The risks — from the core data, to the management of data, to the nature of the output of the generative AI — will simply keep multiplying. Some companies have created new positions for chief customer protection officers, whose role is to stay ahead of potential risk scenarios, but more importantly, to build safeguards into how product managers are developing and managing the systems. Risk committees on corporate boards are already bringing in new experts and expanding their purviews, but more action has to happen pre-emptively. Testing data pools for bias, understanding where data came from and its copyright/accuracy/privacy risks, managing explicit customer permissions, limiting where information can go, and constantly testing the application for edge cases where customers could push it to extremes, are all critical processes to build into one’s core product management discipline, and into the questions that top management routinely has to ask. Boards will expect to see dashboards on these kinds of activities, and other external watchdogs, including lawyers representing legal challenges, will demand them as well.
Is it worth it? The risks will constantly multiply, and the costs of creating structures to manage those risks will be real. We’ve only begun to figure out how to manage bias, accuracy, copyright, privacy, and manipulated ranking risks at scale. The opacity of the systems often makes it impossible to explain how an outcome happened if some kind of audit is necessary.
But nonetheless, the capabilities of generative AI are not only available, they are the fastest growing class of applications ever. The accuracy will improve as the pool of tapped data increases, and as parallel AI systems as well as “humans in the loop” work to find and remedy those nasty “hallucinations.”.

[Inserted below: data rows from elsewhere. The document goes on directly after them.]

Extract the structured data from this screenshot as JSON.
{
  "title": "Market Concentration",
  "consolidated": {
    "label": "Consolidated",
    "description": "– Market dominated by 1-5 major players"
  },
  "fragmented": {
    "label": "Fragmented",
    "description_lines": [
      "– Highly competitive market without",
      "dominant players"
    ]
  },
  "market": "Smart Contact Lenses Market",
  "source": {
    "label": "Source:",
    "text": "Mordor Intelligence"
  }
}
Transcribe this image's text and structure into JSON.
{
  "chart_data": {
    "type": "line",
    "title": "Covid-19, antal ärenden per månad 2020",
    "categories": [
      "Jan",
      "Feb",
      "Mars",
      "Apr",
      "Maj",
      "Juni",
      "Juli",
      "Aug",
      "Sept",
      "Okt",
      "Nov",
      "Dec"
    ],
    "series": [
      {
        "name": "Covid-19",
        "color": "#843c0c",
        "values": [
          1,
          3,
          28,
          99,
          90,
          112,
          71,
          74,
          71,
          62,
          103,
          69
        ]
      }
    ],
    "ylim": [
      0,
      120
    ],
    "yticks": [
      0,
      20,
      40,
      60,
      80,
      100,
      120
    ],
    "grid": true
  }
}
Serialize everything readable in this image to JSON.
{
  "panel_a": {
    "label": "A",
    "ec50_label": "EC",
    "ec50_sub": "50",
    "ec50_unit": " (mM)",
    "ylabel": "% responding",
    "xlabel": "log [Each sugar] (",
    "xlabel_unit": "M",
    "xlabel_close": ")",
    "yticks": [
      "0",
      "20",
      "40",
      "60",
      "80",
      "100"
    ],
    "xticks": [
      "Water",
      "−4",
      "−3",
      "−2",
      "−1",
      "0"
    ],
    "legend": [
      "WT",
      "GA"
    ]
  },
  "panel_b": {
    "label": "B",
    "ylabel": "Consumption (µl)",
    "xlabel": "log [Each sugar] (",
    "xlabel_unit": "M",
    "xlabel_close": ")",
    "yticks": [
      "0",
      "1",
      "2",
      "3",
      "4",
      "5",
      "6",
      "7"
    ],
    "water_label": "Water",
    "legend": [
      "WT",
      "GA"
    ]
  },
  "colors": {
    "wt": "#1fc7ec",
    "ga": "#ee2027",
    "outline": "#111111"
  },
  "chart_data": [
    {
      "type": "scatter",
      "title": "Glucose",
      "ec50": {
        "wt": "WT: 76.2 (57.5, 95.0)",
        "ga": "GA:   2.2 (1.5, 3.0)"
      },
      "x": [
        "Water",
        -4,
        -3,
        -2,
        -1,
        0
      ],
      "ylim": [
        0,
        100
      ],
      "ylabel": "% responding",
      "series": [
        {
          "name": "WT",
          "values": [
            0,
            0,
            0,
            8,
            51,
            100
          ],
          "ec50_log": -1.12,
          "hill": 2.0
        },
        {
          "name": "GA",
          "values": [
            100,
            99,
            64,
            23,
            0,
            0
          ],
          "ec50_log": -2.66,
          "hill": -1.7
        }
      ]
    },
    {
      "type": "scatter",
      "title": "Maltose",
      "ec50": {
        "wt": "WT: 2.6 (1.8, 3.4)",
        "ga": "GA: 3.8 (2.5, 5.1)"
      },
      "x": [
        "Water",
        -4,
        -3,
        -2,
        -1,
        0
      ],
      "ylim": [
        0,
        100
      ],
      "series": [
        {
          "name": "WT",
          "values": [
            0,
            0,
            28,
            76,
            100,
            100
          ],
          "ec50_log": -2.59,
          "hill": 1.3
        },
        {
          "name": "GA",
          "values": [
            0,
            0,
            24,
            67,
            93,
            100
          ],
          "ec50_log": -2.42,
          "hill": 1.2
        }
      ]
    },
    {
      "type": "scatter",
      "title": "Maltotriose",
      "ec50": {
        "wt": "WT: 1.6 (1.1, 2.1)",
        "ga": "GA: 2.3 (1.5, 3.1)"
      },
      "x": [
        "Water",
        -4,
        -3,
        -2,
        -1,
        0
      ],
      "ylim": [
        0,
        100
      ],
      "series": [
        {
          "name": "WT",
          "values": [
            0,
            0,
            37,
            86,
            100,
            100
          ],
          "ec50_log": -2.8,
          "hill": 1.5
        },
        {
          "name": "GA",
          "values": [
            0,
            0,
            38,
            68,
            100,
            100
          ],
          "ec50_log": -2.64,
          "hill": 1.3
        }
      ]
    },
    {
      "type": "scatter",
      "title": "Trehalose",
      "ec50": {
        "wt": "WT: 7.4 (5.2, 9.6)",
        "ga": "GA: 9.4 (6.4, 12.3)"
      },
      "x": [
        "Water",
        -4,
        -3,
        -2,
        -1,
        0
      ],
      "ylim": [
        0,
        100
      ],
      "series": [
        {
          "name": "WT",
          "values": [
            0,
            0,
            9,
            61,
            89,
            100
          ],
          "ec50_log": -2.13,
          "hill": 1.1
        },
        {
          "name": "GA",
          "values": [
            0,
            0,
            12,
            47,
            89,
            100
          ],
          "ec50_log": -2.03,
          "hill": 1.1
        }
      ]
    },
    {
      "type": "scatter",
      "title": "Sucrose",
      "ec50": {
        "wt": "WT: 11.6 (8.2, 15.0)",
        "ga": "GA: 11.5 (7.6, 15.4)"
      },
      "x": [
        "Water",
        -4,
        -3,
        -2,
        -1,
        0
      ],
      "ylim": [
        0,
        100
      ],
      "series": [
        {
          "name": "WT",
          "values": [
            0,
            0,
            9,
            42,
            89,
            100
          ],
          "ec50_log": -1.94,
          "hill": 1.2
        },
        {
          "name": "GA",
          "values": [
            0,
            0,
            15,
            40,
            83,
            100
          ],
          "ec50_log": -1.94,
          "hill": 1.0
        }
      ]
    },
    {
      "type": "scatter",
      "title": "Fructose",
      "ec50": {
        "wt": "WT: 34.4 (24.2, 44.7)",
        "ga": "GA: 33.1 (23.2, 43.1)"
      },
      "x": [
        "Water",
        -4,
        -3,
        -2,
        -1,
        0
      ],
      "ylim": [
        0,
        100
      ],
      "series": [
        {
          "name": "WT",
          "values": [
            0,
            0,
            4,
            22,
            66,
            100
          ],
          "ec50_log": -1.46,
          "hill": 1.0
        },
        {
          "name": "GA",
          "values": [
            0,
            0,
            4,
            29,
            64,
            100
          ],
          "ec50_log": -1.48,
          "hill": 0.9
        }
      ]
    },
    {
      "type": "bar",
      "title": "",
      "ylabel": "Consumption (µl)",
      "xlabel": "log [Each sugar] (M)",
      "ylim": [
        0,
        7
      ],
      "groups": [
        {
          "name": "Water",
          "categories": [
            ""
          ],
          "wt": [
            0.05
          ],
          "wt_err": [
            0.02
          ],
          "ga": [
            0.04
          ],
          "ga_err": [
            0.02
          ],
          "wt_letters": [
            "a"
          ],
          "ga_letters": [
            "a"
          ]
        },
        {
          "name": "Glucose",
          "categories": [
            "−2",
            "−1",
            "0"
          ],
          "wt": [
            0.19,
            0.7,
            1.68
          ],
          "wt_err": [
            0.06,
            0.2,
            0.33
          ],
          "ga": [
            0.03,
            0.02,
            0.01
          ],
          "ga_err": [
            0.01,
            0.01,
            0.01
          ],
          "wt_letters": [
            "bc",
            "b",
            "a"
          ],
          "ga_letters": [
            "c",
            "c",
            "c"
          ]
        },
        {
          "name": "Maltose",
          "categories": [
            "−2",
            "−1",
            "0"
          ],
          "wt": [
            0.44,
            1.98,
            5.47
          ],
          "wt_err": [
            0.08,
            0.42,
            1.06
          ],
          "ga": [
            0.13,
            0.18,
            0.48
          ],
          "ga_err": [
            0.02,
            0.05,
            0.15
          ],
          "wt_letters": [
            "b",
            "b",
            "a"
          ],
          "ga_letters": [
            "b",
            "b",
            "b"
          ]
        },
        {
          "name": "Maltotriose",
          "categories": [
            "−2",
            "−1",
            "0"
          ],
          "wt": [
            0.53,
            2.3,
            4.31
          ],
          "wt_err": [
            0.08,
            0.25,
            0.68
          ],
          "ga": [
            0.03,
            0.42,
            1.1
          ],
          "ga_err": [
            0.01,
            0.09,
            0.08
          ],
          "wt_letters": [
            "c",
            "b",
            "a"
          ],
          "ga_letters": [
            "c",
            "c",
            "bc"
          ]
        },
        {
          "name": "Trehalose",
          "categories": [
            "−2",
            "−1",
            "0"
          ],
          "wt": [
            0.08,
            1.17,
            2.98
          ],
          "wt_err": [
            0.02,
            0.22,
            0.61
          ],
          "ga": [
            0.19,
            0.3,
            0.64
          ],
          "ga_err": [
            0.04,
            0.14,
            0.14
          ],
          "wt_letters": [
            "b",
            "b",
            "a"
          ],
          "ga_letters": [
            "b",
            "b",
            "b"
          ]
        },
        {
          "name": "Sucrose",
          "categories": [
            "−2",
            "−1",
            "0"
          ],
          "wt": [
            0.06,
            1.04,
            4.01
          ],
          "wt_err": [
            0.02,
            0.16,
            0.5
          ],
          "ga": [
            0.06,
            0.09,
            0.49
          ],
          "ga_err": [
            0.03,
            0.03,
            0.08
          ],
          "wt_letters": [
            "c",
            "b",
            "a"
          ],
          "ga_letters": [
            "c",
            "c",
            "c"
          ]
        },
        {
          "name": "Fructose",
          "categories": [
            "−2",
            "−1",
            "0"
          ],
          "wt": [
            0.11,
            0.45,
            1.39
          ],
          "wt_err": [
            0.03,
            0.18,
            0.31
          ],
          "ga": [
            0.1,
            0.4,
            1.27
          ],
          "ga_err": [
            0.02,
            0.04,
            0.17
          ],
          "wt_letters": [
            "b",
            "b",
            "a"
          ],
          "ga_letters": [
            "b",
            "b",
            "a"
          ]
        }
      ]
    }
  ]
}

The potential for simplicity, personalization, and democratization of access to new and existing applications will pull in not only hundreds of start-ups, but will also tempt many established brands into creating new AI-forward offerings. If they can do more than just amuse, and actually take a customer through more of the requirements of their journey than ever before, and do so in a way that inspires trust, brands could open up new sources of revenue from the services they can enable beyond their currently narrow borders. For the right use cases, speed and personalization could possibly be worth a price premium. But more likely, the automation abilities of AI will pull costs out of the overall system and put pressure on all participants to manage efficiently, and compete accordingly.